19  June 2017    5:00 pm CEST

Helene Schuberth, Head of Foreign Research Division, National Bank of Austria (OeNB)

Venue

wiiw, Rahlgasse 3, 1060 Vienna

Description

Governance reform is imperative for containing the centrifugal forces in the euro area.  Completing the banking union is decisive for containing the centrifugal forces in the euro area and much has been accomplished so far. A banking union, in its current design, is a remedy to weaken the sovereign-bank nexus, but does little to alleviate the destabilising features stemming from the ‘shadow-fiscal nexus’: Since government bonds are the most important collateral in market-based finance in Europe, the fortune of sovereigns hinges, via the repo market, on the pro-cyclical shadow-banking activities of large banks, potentially leading to flight-to-safety and self-fulfilling crises. The most effective cure would be pooling sovereignty via euro bonds, or, given the reluctance for risk-sharing, introducing European Safe Bonds (ESBies) that work without mutualisation of debt.

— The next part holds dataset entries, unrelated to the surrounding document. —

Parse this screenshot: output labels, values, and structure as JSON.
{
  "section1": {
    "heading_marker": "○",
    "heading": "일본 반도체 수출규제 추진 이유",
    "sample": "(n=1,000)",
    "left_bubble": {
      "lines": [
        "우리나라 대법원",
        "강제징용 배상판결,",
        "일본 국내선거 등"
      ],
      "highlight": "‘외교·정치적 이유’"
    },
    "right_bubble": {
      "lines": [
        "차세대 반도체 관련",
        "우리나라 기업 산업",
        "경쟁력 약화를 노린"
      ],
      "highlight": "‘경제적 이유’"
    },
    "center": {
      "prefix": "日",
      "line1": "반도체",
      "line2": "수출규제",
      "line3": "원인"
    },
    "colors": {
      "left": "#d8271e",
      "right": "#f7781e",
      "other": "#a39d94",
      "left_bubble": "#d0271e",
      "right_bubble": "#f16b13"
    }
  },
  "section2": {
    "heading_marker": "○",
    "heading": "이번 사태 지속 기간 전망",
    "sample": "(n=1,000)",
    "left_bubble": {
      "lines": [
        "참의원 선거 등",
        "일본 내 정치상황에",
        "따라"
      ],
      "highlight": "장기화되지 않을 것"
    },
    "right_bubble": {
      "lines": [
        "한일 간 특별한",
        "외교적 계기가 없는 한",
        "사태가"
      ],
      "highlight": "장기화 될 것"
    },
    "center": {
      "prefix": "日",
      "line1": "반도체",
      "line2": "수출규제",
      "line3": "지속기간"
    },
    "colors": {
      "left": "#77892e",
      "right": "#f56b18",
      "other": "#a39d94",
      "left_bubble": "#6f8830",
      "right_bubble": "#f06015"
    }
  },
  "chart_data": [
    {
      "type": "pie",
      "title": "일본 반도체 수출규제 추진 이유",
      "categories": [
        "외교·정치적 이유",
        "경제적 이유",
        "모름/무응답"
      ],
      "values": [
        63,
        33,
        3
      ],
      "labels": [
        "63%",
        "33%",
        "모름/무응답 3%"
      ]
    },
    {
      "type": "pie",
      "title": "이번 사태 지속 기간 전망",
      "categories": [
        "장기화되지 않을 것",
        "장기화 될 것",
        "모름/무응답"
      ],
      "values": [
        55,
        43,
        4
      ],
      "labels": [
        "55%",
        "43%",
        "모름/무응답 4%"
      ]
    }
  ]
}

Helene Schuberth has been Head of Foreign Research Division at the National Bank of Austria (OeNB) since 2013. Between 1999 and 2007 she was Deputy Head of the OeNB’s Economic Analysis Division. She studied economics and social sciences at the University of Vienna and Harvard. Her research interests include monetary and fiscal policies, structural and labor market policies, financial governance, European integration and economics of transition, which is documented in her publications. Since 1992 she has been teaching macroeconomics at the Vienna University of Economics and Business Administration.